You might remember from the Operators chapter that there are three types of operators based on the number of operands they can take - unary (takes one), binary (takes two) and ternary (takes three).

So as the name implies the ternary operator  ? :  takes three operands - one before the operand, one between it and one after it.

So the meaning out of the way let's explore how the ternary operator works.

How it works?

The ternary operator takes its first operand, evaluates its value - if it's true the second operand is returned - if it is false the third operand is returned.

See this syntax for better understanding
  1. expression1 is the expression to be evaluated and returned when the condition is true.
  2. expression2 is the expression to be evaluated and returned when the condition is false.

Let's even see this in action.
var id = 1;
var item = (id == 1) ? "Football" : "Tennis Racket";

console.log(item); // Football
So above, since id is equal to 1 i.e the condition is met, therefore the second operand - Football is returned.

var id = 2;
var item = (id == 1) ? "Football" : "Tennis Racket";

console.log(item); // Tennis Racket
And here, since id is not equal to 1 i.e the condition is not met, therefore the third operand - Tennis Racket is returned.

When to use it?

Considering the fact that there are if and switch statements present in JavaScript for conditional statements why would any one go for the ternary/conditional operator?

The ternary operator is handy:
  1. When you have only two things to do after a certain condition is checked - one when the condition is true and one when the condition is false.
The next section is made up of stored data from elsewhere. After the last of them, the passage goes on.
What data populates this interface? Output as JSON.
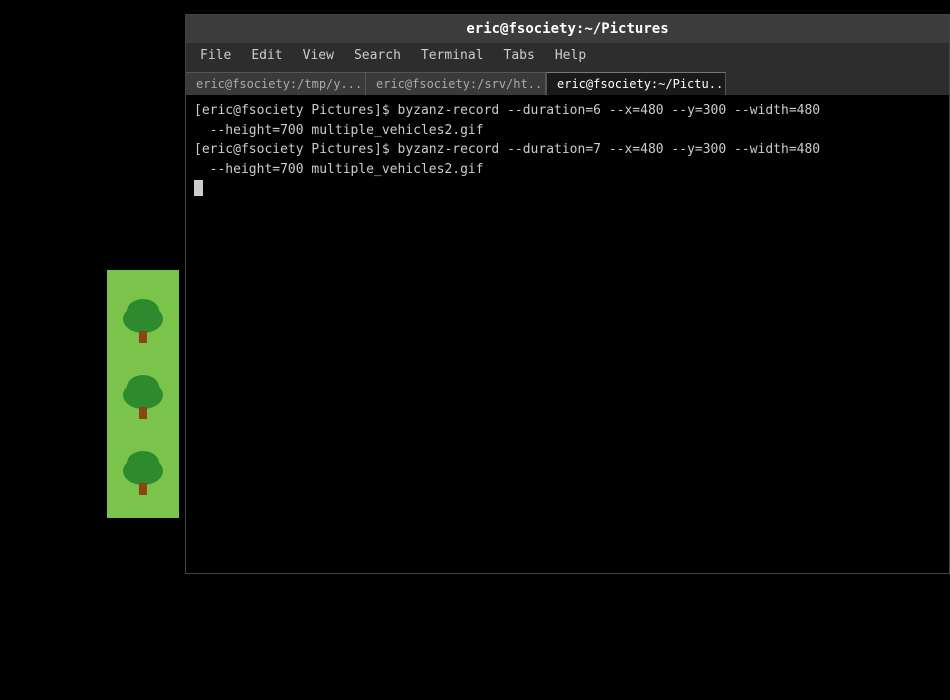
{
  "window": {
    "title": "eric@fsociety:~/Pictures",
    "background": "#000"
  },
  "menu": {
    "items": [
      "File",
      "Edit",
      "View",
      "Search",
      "Terminal",
      "Tabs",
      "Help"
    ]
  },
  "tabs": [
    {
      "label": "eric@fsociety:/tmp/y...",
      "active": false,
      "closeable": true
    },
    {
      "label": "eric@fsociety:/srv/ht...",
      "active": false,
      "closeable": true
    },
    {
      "label": "eric@fsociety:~/Pictu...",
      "active": true,
      "closeable": false
    }
  ],
  "terminal": {
    "lines": [
      "[eric@fsociety Pictures]$ byzanz-record --duration=6 --x=480 --y=300 --width=480 --height=700 multiple_vehicles2.gif",
      "[eric@fsociety Pictures]$ byzanz-record --duration=7 --x=480 --y=300 --width=480 --height=700 multiple_vehicles2.gif"
    ]
  }
}
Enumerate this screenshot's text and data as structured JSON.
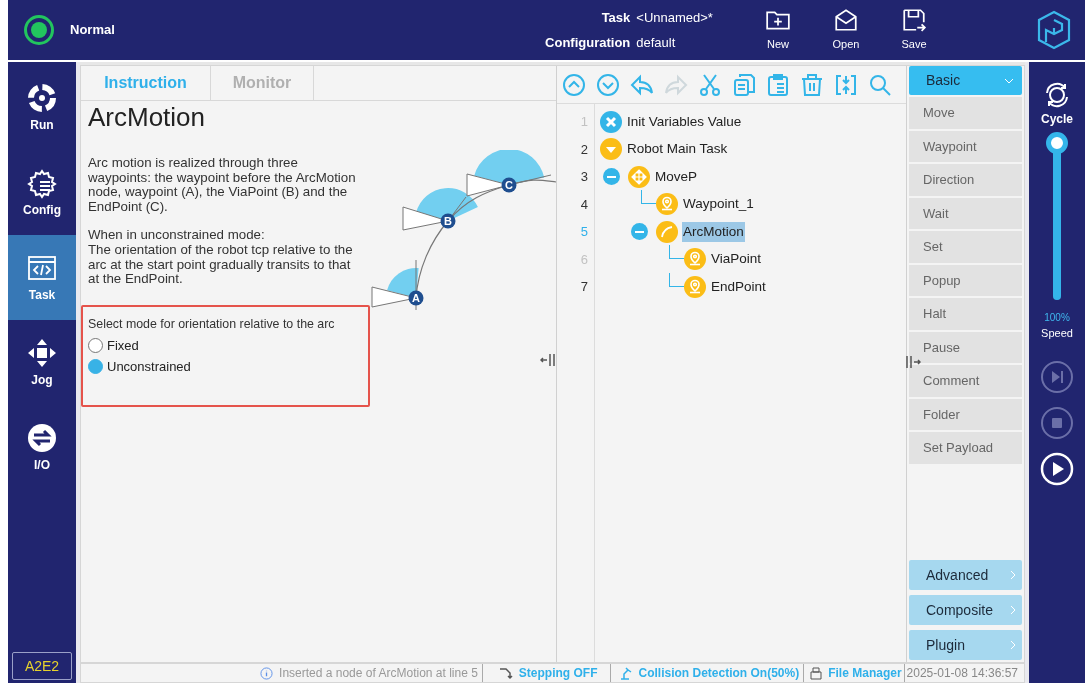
{
  "header": {
    "status": {
      "label": "Normal",
      "color": "#22c55e"
    },
    "task_label": "Task",
    "task_value": "<Unnamed>*",
    "config_label": "Configuration",
    "config_value": "default",
    "actions": [
      {
        "kind": "new",
        "label": "New"
      },
      {
        "kind": "open",
        "label": "Open"
      },
      {
        "kind": "save",
        "label": "Save"
      }
    ]
  },
  "sidebar": {
    "items": [
      {
        "kind": "run",
        "label": "Run",
        "selected": false
      },
      {
        "kind": "config",
        "label": "Config",
        "selected": false
      },
      {
        "kind": "task",
        "label": "Task",
        "selected": true
      },
      {
        "kind": "jog",
        "label": "Jog",
        "selected": false
      },
      {
        "kind": "io",
        "label": "I/O",
        "selected": false
      }
    ],
    "badge": "A2E2"
  },
  "instruction": {
    "tabs": [
      {
        "label": "Instruction",
        "selected": true
      },
      {
        "label": "Monitor",
        "selected": false
      }
    ],
    "title": "ArcMotion",
    "paragraphs": [
      "Arc motion is realized through three waypoints: the waypoint before the ArcMotion node, waypoint (A), the ViaPoint (B) and the EndPoint (C).",
      "When in unconstrained mode:\nThe orientation of the robot tcp relative to the arc at the start point gradually transits to that at the EndPoint."
    ],
    "diagram_labels": [
      "A",
      "B",
      "C"
    ],
    "option_label": "Select mode for orientation relative to the arc",
    "options": [
      {
        "label": "Fixed",
        "selected": false
      },
      {
        "label": "Unconstrained",
        "selected": true
      }
    ]
  },
  "toolbar": [
    {
      "kind": "up",
      "disabled": false
    },
    {
      "kind": "down",
      "disabled": false
    },
    {
      "kind": "undo",
      "disabled": false
    },
    {
      "kind": "redo",
      "disabled": true
    },
    {
      "kind": "cut",
      "disabled": false
    },
    {
      "kind": "copy",
      "disabled": false
    },
    {
      "kind": "paste",
      "disabled": false
    },
    {
      "kind": "delete",
      "disabled": false
    },
    {
      "kind": "fold",
      "disabled": false
    },
    {
      "kind": "search",
      "disabled": false
    }
  ],
  "tree": [
    {
      "line": "1",
      "label": "Init Variables Value",
      "kind": "init",
      "dimmed": true,
      "selected": false
    },
    {
      "line": "2",
      "label": "Robot Main Task",
      "kind": "main",
      "dimmed": false,
      "selected": false,
      "children": [
        {
          "line": "3",
          "label": "MoveP",
          "kind": "move",
          "dimmed": false,
          "selected": false,
          "expanded": true,
          "children": [
            {
              "line": "4",
              "label": "Waypoint_1",
              "kind": "waypoint",
              "dimmed": false,
              "selected": false
            },
            {
              "line": "5",
              "label": "ArcMotion",
              "kind": "arc",
              "dimmed": false,
              "selected": true,
              "expanded": true,
              "children": [
                {
                  "line": "6",
                  "label": "ViaPoint",
                  "kind": "waypoint",
                  "dimmed": true,
                  "selected": false
                },
                {
                  "line": "7",
                  "label": "EndPoint",
                  "kind": "waypoint",
                  "dimmed": false,
                  "selected": false
                }
              ]
            }
          ]
        }
      ]
    }
  ],
  "palette": {
    "group": "Basic",
    "items": [
      "Move",
      "Waypoint",
      "Direction",
      "Wait",
      "Set",
      "Popup",
      "Halt",
      "Pause",
      "Comment",
      "Folder",
      "Set Payload"
    ],
    "more": [
      "Advanced",
      "Composite",
      "Plugin"
    ]
  },
  "run_panel": {
    "cycle": "Cycle",
    "speed": {
      "level": 1,
      "reading": "100%",
      "label": "Speed"
    },
    "controls": [
      {
        "kind": "step",
        "disabled": true
      },
      {
        "kind": "stop",
        "disabled": true
      },
      {
        "kind": "play",
        "disabled": false
      }
    ]
  },
  "status_bar": {
    "message": "Inserted a node of  ArcMotion at line 5",
    "stepping": "Stepping OFF",
    "collision": "Collision Detection On(50%)",
    "files": "File Manager",
    "time": "2025-01-08 14:36:57"
  }
}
This is different from the if statements where you can nest more if's and even add else if's just because you have a whole lot of conditions to test.
  2. When there are not complex multiple statements to be executed after condition evaluation. The ternary operator is given to add simplicity to conditional programming and therefore isn't meant to handle complex statements in the second and third operands.

Well generally speaking you could use the if family of statements and even the switch statement to condition-check code instead of the ternary operator, but to some it seems unreasonably long.


With this chapter our JavaScript Conditions unit comes to an end, but not conditional programming. We will use conditions in the next unit also which means you are not done with it!

Take your time to understand or review any thing you didn't understand in this unit or have forgotten respectively because the next unit will be accelerating the ideas and concepts laid out by this unit.